A 51-year-old civil guard from the Nature Protection Service (Seprona), who died on June 19 of unknown causes that may be linked to the use of sulfur to sulphate his garden and diagnosed after his death, is the second case of a month, the third in a year, of Crimean-Congo hemorrhagic fever (CHF) in El Bierzo, as confirmed by this newspaper in the entourage of the deceased after the Center for the Coordination of Health Alerts and Emergencies made state Friday of the case.
The new record of the CCHF virus detected in Spain in recent weeks after the 49-year-old hunter from Ponferrada who remains hospitalized in San Sebastián University Hospital is another middle-aged man who, according to the Ministry of Health, is died in June “of unknown causes with suspected compound sulfur poisoning.” A month later, on July 20, the deceased was diagnosed “retrospectively” as suffering from fever transmitted by ticks of the genus Hyalomme and that it can also be transmitted from person to person through contact with blood or secretions.
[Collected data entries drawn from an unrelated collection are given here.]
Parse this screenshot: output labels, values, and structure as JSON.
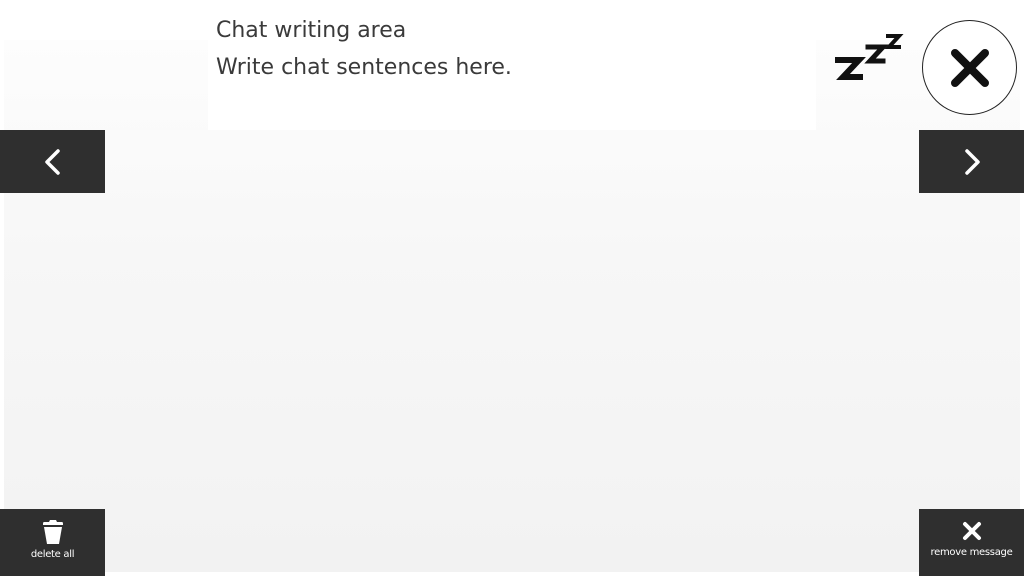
{
  "writing_area": {
    "title": "Chat writing area",
    "placeholder": "Write chat sentences here."
  },
  "nav": {
    "prev_icon": "chevron-left-icon",
    "next_icon": "chevron-right-icon"
  },
  "actions": {
    "delete_all_label": "delete all",
    "delete_all_icon": "trash-icon",
    "remove_message_label": "remove message",
    "remove_message_icon": "x-icon"
  },
  "top_right": {
    "sleep_icon": "zzz-icon",
    "close_icon": "close-icon"
  },
  "colors": {
    "dark_button": "#2f2f2f",
    "text": "#3a3a3a",
    "background": "#f5f5f5"
  }
}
The family requested that an autopsy be performed on the deceased and that is why it was possible to know that he had contracted the disease even though he had not reported any bite, confirms his entourage.
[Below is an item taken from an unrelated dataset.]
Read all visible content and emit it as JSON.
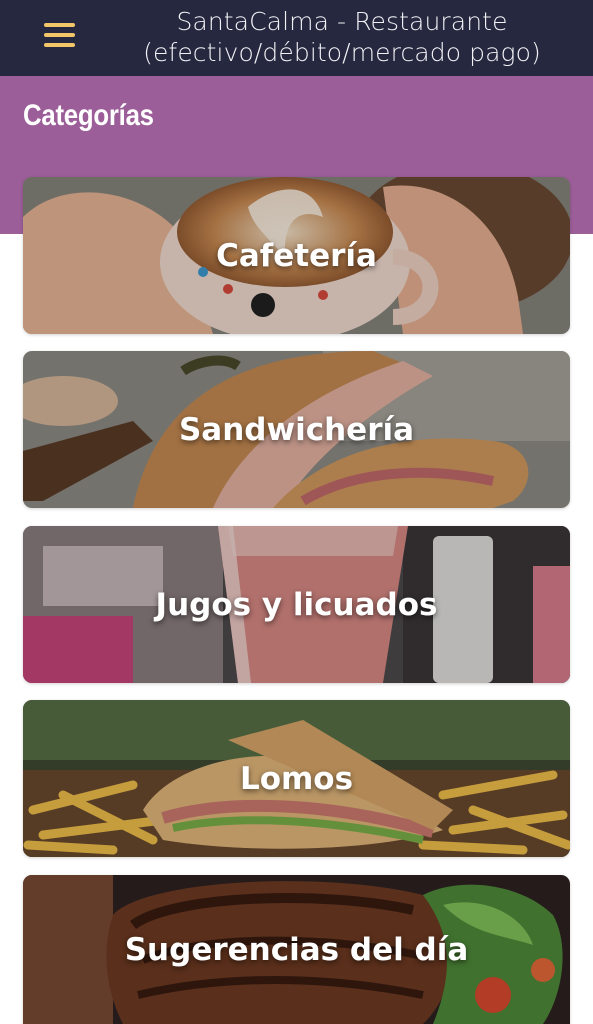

El Bierzo had already recorded a previous case of Crimean-Congo fever contracted by a woman in June last year, making Officer Seprona’s case the third in a year and the second in a month. Three of the 12 cases recorded in Spain over the past decade have been recorded in the region.
49 year old hunter
Health confirmed Friday that it was the second case of the virus in a month detected in El Bierzo after the first affected, a 49-year-old hunter who began noticing symptoms on July 12 after a tick bite and who remains “in a stable situation” and “evolving favorably” in particular conditions of isolation at the University Hospital of San Sebastián.
With hemorrhagic shock
On July 20, the National Institute of Toxicology and Forensic Sciences sent the National Center for Microbiology the blood samples of the environmental agent who died a month earlier at El Bierzo Hospital “with a probable diagnosis of 20% cuprocalcium sulphate poisoning, shock haemorrhagic and coagulopathy”, explains the Ministry of Health. The PCR was positive for Crimean-Congo fever and Health said there was no history of a tick bite, “but he had sulphated the orchard and 24 hours later he started having symptoms” . It was June 15. Doctors initially diagnosed him with a respiratory infection along with a headache that led to abdominal discomfort and diarrhoea. The patient was admitted on June 16 with severe coagulopathy, experienced progressive deterioration, and died three days later.
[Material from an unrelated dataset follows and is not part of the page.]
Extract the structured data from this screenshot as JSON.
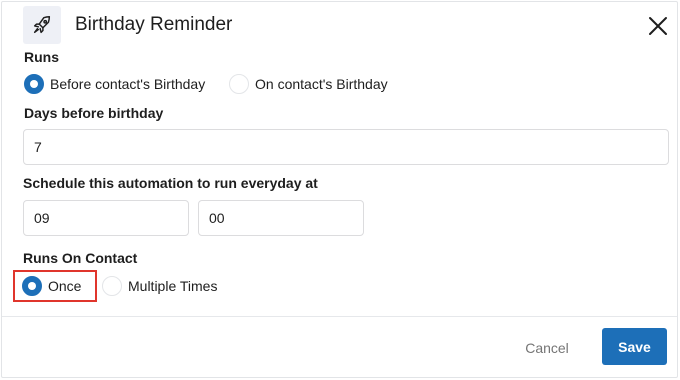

The Crimean-Congo virus is clinically manifested by fever, headaches, muscle pain “and in a few cases it evolves into severe forms with hemorrhagic manifestations”, reports the Center for the Coordination of Health Alerts and Emergencies. CCHF has no specific treatment. Between 2013 and 2022, Health confirmed 12 cases of CCHF in Spain, with four deaths. Ávila, Salamanca and Badajoz are the other places where cases have been detected in the last decade, according to statistics from the Ministry of Health, which detected the circulation of the virus associated with ticks and wild and domestic animals in Castilla y León, Castilla-La Mancha, Extremadura and Andalusia and lately also in Galicia and Catalonia.
El Biezo, low risk area
“The province of León, and in particular the region of Bierzo, is considered low risk, given the low presence of Hyalomma and the low prevalence of antibodies against the virus in wild and domestic animals in serological studies carried out, in which It has been about 1-2%, ”explains Health. The risk of more “sporadic cases” occurring in areas where the tick is present among the population exposed to its bites “is considered moderate”.